Raw Food – What is the raw food diet all about?
What is the raw foodism all about – and why is it making the news now? A growing number of people are embracing a raw food diet in a bid to improve their health and their sense of wellbeing. Is it simply about raw carrots and broccoli? That’s what most of us think – but we’d be wrong! Although the raw food diet is taken from the 4 main food groups of fruits, vegetables, nuts and seeds, there is much more to it!
It is not some complicated fad diet, but something that can be entered into gradually – advocates of raw foodism claim that the difference in their energy levels when they switch to a raw food diet is truly amazing. It is said to be a much more natural way of eating, and needs no special equipment – meals can be prepared in just 5 or 10 minutes! So, Here are some news stories from our RSS feeds which come in from all around the world which show how a raw food diet can benefit us, with tips on how to get started. The articles are updated automatically, so you will always have something fresh to read about.
Raw veganism
A raw vegan diet consists of unprocessed, raw plant foods that have not been heated above 40 °C (104 °F). Raw vegans such as Dr. Douglas Graham] believe that foods cooked above this temperature have lost much of their nutritional value and are less healthy or even harmful to the body. Advocates argue that raw or living foods have natural enzymes, which are critical in building proteins and rebuilding the body. Heating these foods kills the natural enzymes, and can leave toxins behind however critics point out that enzymes, as with other proteins consumed in the diet, are denatured and eventually lysed by the digestive process rendering them non-functional. Typical foods included in raw food diets are fruit, vegetables, nuts, seeds and sprouted grains and legumes.
Among raw vegans there are some subgroups such as fruitarians, juicearians, or sproutarians. Fruitarians eat primarily or exclusively fruits and nuts. Juicearians process their raw plant foods into juice. Sproutarians adhere to a diet consisting mainly of sprouted seeds.
Raw vegetarianism
Vegetarianism is a diet that excludes meat (including game and slaughter byproducts like gelatin), fish (including shellfish and other sea animals) and poultry, but allows dairy and eggs. Common foods include fruit, vegetables, sprouts, nuts, seeds, grains, legumes, dairy, eggs and honey. There are several variants of this diet.
Raw animal food diets
Included in raw animal food diets are any food that can be eaten raw, such as uncooked, unprocessed raw muscle-meats/organ-meats/eggs, raw dairy, and aged, raw animal foods such as century eggs,fermented meat/fish/shellfish/kefir, as well as vegetables/fruits/nuts/sprouts, but generally not raw grains, raw beans, and raw soy.
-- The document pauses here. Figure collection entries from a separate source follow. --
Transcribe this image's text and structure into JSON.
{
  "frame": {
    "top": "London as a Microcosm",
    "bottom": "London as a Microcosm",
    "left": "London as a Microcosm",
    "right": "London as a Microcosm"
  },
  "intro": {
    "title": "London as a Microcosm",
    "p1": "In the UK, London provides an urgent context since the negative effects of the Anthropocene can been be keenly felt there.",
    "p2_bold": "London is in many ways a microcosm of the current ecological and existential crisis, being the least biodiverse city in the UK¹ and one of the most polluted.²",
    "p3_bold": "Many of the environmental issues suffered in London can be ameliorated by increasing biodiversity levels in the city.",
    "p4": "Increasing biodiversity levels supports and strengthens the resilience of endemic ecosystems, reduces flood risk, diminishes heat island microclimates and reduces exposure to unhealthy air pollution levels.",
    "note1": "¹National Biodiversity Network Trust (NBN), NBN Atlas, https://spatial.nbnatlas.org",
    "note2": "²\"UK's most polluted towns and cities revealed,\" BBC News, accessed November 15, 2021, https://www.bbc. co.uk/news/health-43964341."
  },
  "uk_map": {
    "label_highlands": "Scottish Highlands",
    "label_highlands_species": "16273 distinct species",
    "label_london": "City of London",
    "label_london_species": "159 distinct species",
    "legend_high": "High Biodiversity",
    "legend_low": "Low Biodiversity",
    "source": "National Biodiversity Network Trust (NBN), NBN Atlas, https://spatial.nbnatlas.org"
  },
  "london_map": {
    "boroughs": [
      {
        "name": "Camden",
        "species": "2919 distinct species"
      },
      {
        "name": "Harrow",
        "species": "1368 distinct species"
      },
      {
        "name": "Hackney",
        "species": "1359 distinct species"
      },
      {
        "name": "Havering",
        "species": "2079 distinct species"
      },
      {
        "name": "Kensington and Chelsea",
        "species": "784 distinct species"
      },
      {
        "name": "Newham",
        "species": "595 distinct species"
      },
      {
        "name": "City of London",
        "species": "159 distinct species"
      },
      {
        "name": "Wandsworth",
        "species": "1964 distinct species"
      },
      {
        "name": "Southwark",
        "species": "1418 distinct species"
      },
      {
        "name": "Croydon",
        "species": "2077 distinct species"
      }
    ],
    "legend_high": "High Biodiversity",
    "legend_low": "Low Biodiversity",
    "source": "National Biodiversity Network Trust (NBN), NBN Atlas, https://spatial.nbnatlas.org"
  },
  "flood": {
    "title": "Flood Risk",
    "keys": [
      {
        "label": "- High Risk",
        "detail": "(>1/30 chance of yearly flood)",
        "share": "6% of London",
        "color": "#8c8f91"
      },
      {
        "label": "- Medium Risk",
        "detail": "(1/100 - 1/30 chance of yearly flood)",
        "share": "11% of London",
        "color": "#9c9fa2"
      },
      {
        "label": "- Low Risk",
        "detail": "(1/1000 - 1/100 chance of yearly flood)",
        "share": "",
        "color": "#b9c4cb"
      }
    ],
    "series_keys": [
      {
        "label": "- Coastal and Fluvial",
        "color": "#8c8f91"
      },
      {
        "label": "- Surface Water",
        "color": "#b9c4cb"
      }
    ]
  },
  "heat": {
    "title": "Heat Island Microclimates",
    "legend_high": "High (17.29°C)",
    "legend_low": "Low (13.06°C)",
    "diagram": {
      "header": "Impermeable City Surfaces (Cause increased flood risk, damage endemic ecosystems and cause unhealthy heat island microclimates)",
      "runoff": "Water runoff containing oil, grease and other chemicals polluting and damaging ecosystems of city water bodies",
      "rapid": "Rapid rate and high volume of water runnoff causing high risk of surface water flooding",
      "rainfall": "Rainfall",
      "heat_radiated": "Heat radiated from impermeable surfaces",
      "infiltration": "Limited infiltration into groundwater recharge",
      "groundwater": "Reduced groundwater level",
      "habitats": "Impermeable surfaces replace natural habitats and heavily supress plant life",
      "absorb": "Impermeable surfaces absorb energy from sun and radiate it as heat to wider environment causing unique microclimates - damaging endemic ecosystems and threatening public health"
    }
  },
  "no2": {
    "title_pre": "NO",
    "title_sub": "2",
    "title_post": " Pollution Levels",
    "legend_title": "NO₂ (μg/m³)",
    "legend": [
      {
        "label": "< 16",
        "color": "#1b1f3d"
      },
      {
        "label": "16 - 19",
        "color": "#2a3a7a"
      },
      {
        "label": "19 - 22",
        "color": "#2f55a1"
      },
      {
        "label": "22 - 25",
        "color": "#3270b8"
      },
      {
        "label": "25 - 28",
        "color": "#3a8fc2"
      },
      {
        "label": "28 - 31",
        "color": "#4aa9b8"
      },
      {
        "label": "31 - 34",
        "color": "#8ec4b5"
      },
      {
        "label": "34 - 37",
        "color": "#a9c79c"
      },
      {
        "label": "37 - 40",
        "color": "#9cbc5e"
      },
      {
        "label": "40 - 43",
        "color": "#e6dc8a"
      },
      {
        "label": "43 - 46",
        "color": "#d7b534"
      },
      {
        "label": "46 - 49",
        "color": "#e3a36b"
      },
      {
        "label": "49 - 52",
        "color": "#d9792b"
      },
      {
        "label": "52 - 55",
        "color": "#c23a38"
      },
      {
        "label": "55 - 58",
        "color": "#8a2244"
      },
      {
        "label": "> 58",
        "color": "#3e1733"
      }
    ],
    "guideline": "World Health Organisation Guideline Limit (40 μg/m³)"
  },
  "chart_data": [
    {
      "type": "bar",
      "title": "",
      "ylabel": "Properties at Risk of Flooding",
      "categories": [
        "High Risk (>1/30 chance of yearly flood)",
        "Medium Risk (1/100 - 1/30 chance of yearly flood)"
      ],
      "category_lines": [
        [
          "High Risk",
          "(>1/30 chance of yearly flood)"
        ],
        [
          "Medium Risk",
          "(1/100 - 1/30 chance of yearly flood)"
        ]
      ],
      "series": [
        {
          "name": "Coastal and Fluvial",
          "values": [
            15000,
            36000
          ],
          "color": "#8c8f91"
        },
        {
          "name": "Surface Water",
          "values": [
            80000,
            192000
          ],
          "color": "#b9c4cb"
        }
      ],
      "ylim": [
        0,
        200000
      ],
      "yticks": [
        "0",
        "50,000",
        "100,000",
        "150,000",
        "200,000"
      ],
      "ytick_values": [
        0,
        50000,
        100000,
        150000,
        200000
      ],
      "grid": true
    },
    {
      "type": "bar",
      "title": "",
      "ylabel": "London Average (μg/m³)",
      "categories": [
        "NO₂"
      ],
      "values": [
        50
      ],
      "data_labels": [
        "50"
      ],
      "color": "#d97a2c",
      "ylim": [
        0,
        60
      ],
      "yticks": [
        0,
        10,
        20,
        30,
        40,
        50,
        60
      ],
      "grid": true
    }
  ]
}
Raw foods included on such diets have not been heated at temperatures above104 °F (40 °C). Raw animal foodists believe that foods cooked above this temperature have lost much of their nutritional value and are harmful to the body. They also believe that raw meats should come from healthy sources, such as raw, grassfed meats or raw wild game rather than unhealthy, raw grainfed meats.
Examples of raw animal food diets include the Primal Diet, Anopsology (otherwise known as “Instinctive Eating” or “Instincto”), and the Raw Paleolithic diet (otherwise known as the “Raw Meat Diet”.
The Primal Diet, is a diet consisting of fatty meats, organ meats, dairy, honey, minimal fruit and vegetable juices and coconut cream, all raw. The founder of the Primal Diet is Aajonus Vonderplanitz. Vonderplanitz has estimated that there are 20,000 followers of his raw-meat-heavy Primal Diet in North America, alone. Books by Vonderplanitz include “The Recipe for Living Without Disease” and “We Want To Live”.
There are also those who follow the “Raw Meat Diet”, otherwise known as the “Raw, Paleolithic Diet”, which is a raw version of the (cooked) Paleolithic Diet, incorporating large amounts of raw animal foods such as raw meats/organ-meats, raw seafood, raw eggs, and some raw plant-foods, but usually avoiding non-Paleo foods such as raw dairy, grains and legumes.
A number of traditional aboriginal diets consisted of large quantities of raw food – raw meats, organ meats, and berries, including the traditional diet of the Nenet tribe of Siberia and the Inuit people.
Raw food as a dietary health treatment was first developed in Switzerland by medical doctor Maximilian Bircher-Benner, inventor of muesli. After recovering from jaundice while eating raw apples he conducted experiments into the effects on human health of raw vegetables. In November 1897, he opened a sanatorium in Zurich called “Vital Force,” named after a “key term from the German lifestyle reform movement which states that people should pattern their lives after the logic determined by nature”. It is still treating patients today.
Max Gerson M.D. used a diet to cure Albert Schweitzer of type 2 diabetes after previously curing Schweitzer’s wife of pulmonary tuberculosis when all conventional methods had failed. “In a carefully monitored clinical trial, 446 out of 450 skin tuberculosis patients treated with the Gerson diet recovered completely.”